Primary LanguageJupyter Notebook

House of Mutants GitHub

This is the GitHub repository for the Copenhagen BioHackathon 2021

Team Members

Tanya (GitHub: latticetower)

Sven (GitHub: sklumpe)

Thomas (GitHub: ngthomas)

Michael (GitHub: MSBradshaw)

Here, we look at two data sets of single of multi mutant sequences, their wildtype secondary structure and biophysical descriptors to predict stability scores of both single and multiple mutations within the protein sequence.

Model

We've decided that we want to focus on features and want to start with a strong baseline. We've chosen catboost. It gives good results out of the box, it is interpretable, feature scaling doesn't affect its performance - all because it uses gradient boosting on decision trees. It also works ok with categorical features. After that we were trying to deal with the data 🙂 and improve our models.

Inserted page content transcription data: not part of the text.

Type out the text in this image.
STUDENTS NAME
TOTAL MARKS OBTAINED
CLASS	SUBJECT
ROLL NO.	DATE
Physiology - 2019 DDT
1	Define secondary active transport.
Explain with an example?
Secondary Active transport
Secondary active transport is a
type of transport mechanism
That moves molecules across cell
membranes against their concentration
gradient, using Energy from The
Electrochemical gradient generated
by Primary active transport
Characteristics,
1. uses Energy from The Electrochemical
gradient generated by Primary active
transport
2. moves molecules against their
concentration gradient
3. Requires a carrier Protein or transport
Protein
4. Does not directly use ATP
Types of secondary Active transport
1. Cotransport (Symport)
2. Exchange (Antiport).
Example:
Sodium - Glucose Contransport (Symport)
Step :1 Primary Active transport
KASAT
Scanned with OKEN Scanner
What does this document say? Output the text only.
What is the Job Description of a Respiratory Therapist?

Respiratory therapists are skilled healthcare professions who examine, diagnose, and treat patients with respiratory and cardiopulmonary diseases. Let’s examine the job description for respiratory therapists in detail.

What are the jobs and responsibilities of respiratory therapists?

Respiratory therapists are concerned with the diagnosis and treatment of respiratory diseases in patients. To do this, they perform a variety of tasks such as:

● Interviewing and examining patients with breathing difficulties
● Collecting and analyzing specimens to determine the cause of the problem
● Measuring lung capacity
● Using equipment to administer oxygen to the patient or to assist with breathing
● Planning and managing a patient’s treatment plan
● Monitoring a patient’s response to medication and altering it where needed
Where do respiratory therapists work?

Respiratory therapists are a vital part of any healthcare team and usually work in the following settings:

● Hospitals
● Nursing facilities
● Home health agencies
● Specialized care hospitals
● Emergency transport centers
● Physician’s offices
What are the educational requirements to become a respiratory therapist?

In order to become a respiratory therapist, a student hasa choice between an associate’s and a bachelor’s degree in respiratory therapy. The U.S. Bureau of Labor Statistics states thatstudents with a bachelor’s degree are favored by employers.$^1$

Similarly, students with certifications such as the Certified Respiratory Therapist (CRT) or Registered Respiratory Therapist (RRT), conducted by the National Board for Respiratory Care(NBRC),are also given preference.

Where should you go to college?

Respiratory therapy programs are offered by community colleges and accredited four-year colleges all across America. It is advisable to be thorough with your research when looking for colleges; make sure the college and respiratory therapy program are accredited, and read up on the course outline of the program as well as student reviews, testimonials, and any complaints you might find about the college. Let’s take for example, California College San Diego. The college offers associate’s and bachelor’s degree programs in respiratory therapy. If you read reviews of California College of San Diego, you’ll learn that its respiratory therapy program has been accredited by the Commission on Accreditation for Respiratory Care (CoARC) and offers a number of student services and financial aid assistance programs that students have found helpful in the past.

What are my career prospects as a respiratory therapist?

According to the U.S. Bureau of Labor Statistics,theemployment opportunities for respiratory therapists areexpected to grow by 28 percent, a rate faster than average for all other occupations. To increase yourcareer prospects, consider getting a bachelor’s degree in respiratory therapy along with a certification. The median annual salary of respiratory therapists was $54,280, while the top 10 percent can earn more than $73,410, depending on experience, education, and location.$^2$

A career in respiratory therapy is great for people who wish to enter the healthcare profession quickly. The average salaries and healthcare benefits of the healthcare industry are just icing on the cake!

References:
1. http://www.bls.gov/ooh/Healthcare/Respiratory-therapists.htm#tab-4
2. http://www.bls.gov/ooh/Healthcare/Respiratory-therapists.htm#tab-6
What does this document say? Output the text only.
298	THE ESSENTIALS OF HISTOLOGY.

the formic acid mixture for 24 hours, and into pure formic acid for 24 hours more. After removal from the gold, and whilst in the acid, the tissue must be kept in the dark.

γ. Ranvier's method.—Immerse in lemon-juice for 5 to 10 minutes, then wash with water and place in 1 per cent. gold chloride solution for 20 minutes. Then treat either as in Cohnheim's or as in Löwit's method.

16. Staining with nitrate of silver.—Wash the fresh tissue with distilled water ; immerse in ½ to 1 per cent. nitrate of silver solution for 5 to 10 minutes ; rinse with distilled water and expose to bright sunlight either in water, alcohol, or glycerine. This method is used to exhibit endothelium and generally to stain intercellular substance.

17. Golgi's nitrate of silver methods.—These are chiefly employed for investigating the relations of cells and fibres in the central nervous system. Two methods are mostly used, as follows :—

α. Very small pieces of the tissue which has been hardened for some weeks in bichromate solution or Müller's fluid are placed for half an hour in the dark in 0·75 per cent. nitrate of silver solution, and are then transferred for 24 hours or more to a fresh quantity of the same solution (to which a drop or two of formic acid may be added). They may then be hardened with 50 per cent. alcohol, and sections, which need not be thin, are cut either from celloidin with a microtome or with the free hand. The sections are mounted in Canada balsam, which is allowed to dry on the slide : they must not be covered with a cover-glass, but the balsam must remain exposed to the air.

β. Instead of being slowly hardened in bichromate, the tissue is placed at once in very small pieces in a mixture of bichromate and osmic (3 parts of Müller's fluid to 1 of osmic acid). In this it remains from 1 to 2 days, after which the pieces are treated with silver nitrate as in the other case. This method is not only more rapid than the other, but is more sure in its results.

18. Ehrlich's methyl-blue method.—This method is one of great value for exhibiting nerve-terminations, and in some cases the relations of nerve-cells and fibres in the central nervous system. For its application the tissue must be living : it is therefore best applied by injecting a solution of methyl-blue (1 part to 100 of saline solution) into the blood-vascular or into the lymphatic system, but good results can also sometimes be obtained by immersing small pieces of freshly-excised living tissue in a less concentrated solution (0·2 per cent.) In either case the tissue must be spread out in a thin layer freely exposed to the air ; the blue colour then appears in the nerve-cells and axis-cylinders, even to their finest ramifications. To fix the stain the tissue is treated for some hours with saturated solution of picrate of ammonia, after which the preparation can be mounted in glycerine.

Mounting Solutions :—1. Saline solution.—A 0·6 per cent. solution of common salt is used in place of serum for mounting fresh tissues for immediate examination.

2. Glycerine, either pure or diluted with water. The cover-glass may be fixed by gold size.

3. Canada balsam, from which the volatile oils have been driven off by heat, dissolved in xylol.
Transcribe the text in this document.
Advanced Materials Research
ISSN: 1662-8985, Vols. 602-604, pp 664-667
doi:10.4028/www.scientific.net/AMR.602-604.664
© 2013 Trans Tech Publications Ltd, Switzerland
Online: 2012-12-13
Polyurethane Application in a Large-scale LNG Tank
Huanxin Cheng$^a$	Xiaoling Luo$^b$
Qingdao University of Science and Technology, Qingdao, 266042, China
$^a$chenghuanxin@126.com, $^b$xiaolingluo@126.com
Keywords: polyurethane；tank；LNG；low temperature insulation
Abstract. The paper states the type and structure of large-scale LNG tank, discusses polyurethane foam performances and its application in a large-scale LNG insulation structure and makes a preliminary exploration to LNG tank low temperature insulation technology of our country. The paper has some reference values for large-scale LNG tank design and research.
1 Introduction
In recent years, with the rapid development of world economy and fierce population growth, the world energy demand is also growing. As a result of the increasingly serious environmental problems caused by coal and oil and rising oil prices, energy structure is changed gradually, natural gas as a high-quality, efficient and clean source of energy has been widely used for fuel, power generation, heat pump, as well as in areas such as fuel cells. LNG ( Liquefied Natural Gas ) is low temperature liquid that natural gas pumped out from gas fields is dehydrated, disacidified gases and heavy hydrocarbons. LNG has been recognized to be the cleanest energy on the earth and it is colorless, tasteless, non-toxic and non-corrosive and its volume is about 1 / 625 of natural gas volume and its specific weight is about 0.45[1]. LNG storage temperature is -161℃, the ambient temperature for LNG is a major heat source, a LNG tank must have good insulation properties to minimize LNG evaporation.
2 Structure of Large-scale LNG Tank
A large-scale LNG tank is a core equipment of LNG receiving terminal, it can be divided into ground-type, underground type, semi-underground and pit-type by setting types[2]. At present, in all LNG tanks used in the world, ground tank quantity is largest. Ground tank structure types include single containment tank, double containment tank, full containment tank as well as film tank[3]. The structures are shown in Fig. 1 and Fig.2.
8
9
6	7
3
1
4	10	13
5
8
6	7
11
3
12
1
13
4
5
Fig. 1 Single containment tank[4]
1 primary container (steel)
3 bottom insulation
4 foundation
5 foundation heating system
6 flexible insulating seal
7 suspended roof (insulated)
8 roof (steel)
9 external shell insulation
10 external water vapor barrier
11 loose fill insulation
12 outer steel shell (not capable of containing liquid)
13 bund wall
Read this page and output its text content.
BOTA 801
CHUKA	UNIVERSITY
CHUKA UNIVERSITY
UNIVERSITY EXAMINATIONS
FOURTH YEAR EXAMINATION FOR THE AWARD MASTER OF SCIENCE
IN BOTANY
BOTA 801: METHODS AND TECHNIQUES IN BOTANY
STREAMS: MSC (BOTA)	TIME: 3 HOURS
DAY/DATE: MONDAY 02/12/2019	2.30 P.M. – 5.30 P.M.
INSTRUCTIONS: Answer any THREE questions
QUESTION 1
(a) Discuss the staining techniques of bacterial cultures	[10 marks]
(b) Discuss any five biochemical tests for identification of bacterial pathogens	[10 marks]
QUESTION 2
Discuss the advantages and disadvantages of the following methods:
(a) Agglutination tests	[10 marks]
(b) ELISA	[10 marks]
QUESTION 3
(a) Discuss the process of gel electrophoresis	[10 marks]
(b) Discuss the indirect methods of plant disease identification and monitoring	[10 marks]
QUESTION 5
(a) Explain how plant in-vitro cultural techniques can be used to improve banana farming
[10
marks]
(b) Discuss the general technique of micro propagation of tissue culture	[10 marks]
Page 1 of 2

Our baseline solution uses N-fold cross-validation, for each fold we train the model and use the trained models as an ensemble. We average their predictions to get the final prediction.

Single mutants

The performance of our current best solution for single mutants test file is shown on the plot: Plot with our best model performance on the test set (single mutants)

Reproducible code can be found at ipynb notebook.

Multiple mutants

The performance of our current best solution for multiple mutants test file is shown on the plot: Plot with our best model performance on the test set (multiple mutants)

Reproducible code can be found at ipynb notebook.

Things we wanted to do to run the world, but didn't finish

At the hackathon we've managed to dig into original paper's supplementary and found pdb structures for all non-mutated proteins. Many of them appear to have 0-3 aminoacids from N-terminus missing there. We've computed contact maps and designed baseline with it, however didn't completely finished the code and didn't run it.

Unfinished code can be found at ipynb notebook; the ugly process of data checking and contact maps extraction can be found at another notebook - this one run on your own risk.

Misc

Please also see the our team's BioLib page for further information

License

The code belongs to us, the data belongs to Baker lab and their collaborators (currently I'm not sure about its licensing).